Further evidence though that some grade A , high quality offices are needed to attract some big-hitter tenants, so can we hear asap from the council please about the Pall Mall development.

By Anonymous

Why has Liverpool city council not implemented a planning policy requiring new developments to comprise at least 70% minimum 2 bed apartments, as Blackpool have done?
The council is so complicit in these developments it’s disgraceful. Especially the way the politicians claim they’re doing what they can to improve things. They’re doing nothing.
There is no natural demand for one bed apartments or studios in this area, and it’s incredibly damaging to the city’s fabric for such demand to be artificially stimulated.
These are not homes.

By Jeff

Regian House is in desperate need of demolition.

By anon

@Jeff, the conversion of office to resi is under permitted development rights, in other words a mechanism imposed on local authorities by central government that permits developers to bypass local planning authorities and grant themselves automatic planning consent.

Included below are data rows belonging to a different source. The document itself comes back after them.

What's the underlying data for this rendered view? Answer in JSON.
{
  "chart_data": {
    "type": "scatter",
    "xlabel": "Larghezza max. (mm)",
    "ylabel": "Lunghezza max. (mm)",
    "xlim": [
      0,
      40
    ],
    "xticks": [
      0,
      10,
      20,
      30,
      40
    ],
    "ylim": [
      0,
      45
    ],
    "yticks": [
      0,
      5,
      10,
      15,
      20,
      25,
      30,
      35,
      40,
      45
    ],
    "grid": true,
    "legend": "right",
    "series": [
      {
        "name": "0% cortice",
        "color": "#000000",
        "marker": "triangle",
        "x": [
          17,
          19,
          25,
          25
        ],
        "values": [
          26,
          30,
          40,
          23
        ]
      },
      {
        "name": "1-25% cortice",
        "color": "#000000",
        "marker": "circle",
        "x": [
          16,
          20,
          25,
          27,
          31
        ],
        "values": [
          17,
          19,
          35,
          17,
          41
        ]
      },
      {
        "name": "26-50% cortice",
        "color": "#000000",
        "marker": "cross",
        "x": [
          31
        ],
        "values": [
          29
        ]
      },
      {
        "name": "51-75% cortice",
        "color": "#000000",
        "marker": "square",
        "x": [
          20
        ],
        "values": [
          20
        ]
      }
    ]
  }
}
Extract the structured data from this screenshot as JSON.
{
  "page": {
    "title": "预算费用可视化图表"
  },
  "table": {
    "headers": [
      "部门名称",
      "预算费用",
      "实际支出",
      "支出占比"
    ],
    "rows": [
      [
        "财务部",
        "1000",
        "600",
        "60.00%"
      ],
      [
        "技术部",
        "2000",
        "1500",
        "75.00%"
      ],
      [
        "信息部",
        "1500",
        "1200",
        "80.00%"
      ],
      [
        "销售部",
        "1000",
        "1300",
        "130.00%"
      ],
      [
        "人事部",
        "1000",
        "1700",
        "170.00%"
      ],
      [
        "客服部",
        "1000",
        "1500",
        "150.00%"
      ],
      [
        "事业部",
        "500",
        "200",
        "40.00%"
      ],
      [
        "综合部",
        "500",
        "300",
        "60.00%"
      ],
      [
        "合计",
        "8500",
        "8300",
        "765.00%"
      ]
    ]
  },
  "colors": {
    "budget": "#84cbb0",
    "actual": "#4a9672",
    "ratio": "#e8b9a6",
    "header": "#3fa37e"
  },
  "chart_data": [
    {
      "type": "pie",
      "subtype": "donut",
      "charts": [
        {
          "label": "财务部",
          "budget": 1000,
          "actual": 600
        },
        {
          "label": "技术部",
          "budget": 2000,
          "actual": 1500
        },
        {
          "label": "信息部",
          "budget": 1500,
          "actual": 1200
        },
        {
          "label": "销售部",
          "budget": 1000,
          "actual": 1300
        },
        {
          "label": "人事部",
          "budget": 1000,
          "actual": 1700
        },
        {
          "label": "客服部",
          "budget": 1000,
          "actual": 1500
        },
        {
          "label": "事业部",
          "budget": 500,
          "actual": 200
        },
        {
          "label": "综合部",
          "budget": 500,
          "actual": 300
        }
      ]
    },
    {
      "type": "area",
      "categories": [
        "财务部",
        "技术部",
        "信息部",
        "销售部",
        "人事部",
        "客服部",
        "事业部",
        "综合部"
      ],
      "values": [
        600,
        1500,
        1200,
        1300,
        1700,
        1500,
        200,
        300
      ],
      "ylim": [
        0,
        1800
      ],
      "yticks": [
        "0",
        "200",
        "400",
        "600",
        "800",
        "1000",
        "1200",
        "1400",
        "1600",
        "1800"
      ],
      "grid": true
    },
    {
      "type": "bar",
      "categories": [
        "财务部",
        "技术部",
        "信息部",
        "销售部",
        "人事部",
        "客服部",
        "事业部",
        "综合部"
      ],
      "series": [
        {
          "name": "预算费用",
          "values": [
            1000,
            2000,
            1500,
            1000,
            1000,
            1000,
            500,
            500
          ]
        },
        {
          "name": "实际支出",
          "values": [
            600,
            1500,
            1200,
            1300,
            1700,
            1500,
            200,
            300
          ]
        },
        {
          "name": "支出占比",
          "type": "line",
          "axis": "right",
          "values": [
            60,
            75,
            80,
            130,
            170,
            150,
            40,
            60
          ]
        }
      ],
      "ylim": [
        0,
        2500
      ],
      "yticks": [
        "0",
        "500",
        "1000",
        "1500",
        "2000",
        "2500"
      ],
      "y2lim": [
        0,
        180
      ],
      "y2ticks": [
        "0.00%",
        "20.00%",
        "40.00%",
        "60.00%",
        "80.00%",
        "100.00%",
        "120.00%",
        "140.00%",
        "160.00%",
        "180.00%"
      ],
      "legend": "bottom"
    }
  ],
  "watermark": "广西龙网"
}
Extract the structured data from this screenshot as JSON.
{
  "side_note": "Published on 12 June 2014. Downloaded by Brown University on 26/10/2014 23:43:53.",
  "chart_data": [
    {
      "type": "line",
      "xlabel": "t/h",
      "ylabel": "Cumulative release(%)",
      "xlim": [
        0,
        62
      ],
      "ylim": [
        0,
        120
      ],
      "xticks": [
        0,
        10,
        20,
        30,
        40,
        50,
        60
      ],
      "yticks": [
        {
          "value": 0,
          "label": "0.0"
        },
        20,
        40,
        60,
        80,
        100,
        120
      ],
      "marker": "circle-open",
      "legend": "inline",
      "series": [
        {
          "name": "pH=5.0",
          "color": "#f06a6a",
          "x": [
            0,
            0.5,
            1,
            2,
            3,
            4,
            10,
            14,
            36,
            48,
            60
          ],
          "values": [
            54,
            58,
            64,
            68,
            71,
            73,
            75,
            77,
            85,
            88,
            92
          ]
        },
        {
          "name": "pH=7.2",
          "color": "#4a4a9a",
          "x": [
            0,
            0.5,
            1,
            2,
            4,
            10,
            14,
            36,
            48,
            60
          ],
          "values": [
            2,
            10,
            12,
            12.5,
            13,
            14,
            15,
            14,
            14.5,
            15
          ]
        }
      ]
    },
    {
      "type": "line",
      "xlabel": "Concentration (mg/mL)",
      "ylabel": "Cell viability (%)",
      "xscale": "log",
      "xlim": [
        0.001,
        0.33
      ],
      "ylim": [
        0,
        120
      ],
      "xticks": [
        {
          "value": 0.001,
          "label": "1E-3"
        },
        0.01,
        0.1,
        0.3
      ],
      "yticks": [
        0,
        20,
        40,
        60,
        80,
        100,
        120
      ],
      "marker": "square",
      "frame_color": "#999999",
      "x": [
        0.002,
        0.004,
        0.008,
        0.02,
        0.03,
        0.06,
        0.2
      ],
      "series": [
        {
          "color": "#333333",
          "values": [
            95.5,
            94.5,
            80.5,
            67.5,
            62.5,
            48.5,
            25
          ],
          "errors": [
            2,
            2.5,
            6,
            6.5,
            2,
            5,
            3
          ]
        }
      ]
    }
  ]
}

By Westminster dysfunction

@Jeff, unfortunately Liverpool City Council have little control over the number of bedrooms. Thankfully permitted development rights for office to resi conversions changed on the 1st of August, capping the amount of space possible to convert to 1500sq.m. This will be one of the last awful conversions to take place under the old system.

By Anonymous

Glad to hear that permitted free for all’s like this have finally come to an end. It’s rather too late for Liverpool, though. There is hardly anything left to convert.

Now the government need to explain what they’re going to do to repair the structural damage they’ve caused to the Liverpool economy.